Pandas and the Greek New Testament

This post is really starting in the middle but then why not !

I have been using a Python framework out of The Netherlands called Text-Fabric which gives one programmatic access to the ETCBC Hebrew and SBLGNT texts. It is very far off the topic of this post to discuss its features and such so I refer the curious to https://github.com/ETCBC/text-fabric/wiki which provides full instructions on how to set up the environment. Anyone not familiar with ETCBC  (Eep Talstra Centre for Bible and Computer previously known as WIVU) can learn more here http://www.godgeleerdheid.vu.nl/en/research/institutes-and-centres/eep-talstra-centre-for-bible-and-computer/index.aspx.

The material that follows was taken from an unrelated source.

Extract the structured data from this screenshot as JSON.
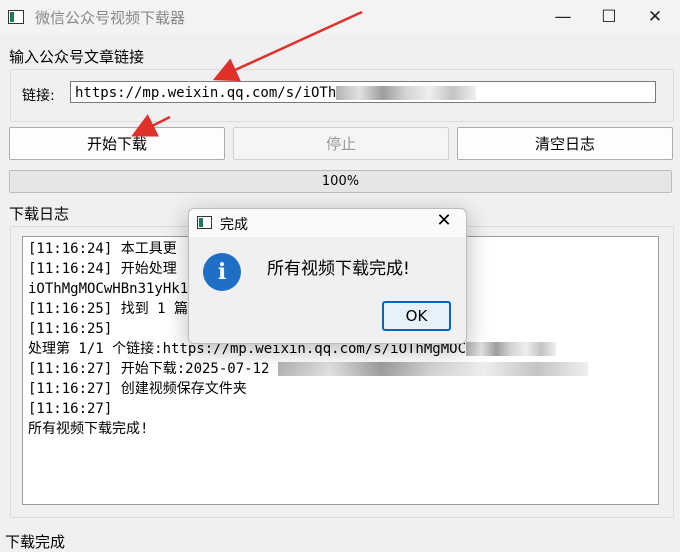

From this point I will assume a certain familiarity with Python, IPython, Jupyter Notebooks, Text-Fabric, hereafter TF, and less with Pandas. Told you I was starting in the middle ! So onward …

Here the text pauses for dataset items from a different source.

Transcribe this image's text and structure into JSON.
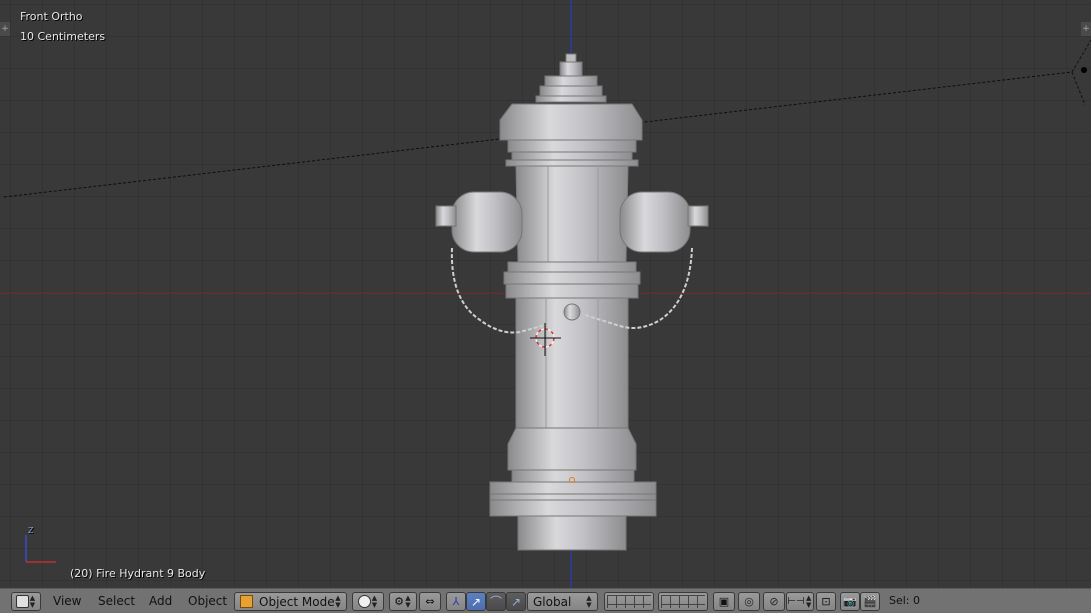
{
  "viewport": {
    "view_name": "Front Ortho",
    "grid_scale": "10 Centimeters",
    "active_object": "(20) Fire Hydrant 9 Body",
    "axis_z": "Z"
  },
  "header": {
    "menus": {
      "view": "View",
      "select": "Select",
      "add": "Add",
      "object": "Object"
    },
    "mode": "Object Mode",
    "orientation": "Global",
    "selection": "Sel: 0"
  },
  "icons": [
    "editor-type-icon",
    "viewport-shading-icon",
    "pivot-point-icon",
    "manipulator-icon",
    "translate-icon",
    "rotate-icon",
    "scale-icon",
    "layers-icon",
    "lock-camera-icon",
    "proportional-edit-icon",
    "snap-icon",
    "snap-element-icon",
    "render-icon",
    "animation-icon"
  ],
  "colors": {
    "header_bg": "#727272",
    "viewport_bg": "#393939",
    "x_axis": "#8b2f2f",
    "z_axis": "#2e3da0",
    "active_button": "#5b7fbf"
  }
}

I have been reading Luke in Greek and in conjunction with that Steven Runge’s Discourse Grammar of the Greek New Testament and I was reading about δε. Now it occurred to me that it would be interesting to know how widely distributed δε is in Luke. Of course, one can do such queries in a snap in programs such as Accordance and then graph the results. Naturally I wondered if I could do an Open Source version. Last week I ran across Pandas, not the large furry black and white almost bears, but the panel data set library for data science work in Python. Reading a little on it, it occurred to me that it would be possible to combine Pandas and TF and produce a plot of the kind I was looking for. (Anyone not familiar with Pandas is going to need to quickly look over http://pandas.pydata.org/ and in particular http://pandas.pydata.org/pandas-docs/stable/10min.html. By the way, it’s not even close to just 10 minutes !)

Data Science is a huge topic which I am equally hugely unqualified to say anything much about. However Python has many cool libraries with which to do data science work, Pandas being one. Pandas is used for work similar to that often done in R. Here, its basic Series data type will be of help. In addition one can make use of matplotlib to plot the graph. TF will provide the raw data from the SBLGNT and a little bit of Python will bucket the occurrences of the word δε.

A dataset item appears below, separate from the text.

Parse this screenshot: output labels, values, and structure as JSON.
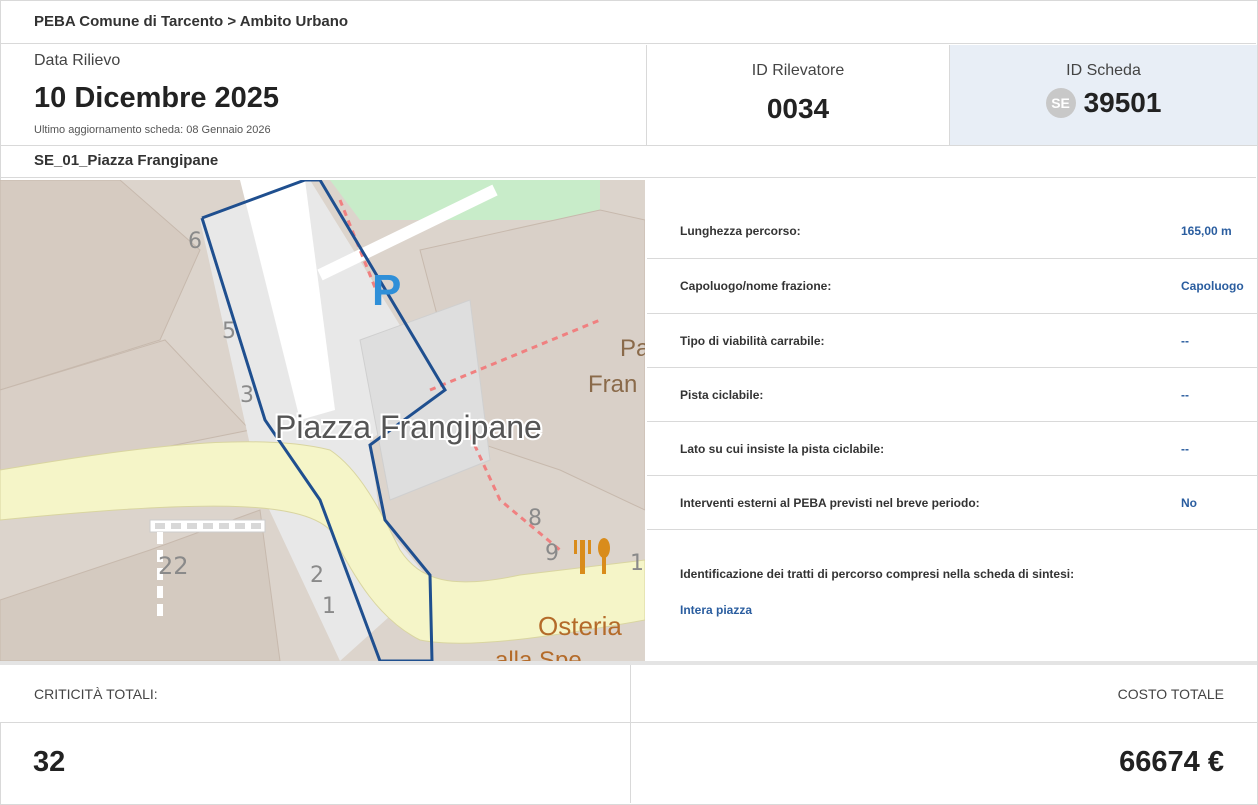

Assuming you already have a Python 3.6 setup with Jupyter the next thing to do is get Pandas and matplotlib installed into python. Use pip:

pip install pandas
pip install matplotlib

With that in place and TF installed per the wiki above, and the text-fabric-data installed and set up also we are ready to begin.

At this point the next thing you will need is the Jupyter Notebook which I githubbed here https://github.com/47rooks/bible-software-modules/blob/master/TF-Notebooks/de%20in%20Luke.ipynb. It requires 3.6 of Python for which I make no apologies. (The person who got me onto 3.6 f-strings knows who is he is 🙂 ) The notebook is pretty self-explanatory if you have done all the required reading 🙂 If not you be able to follow the trail once you have looked at a few of the sites above.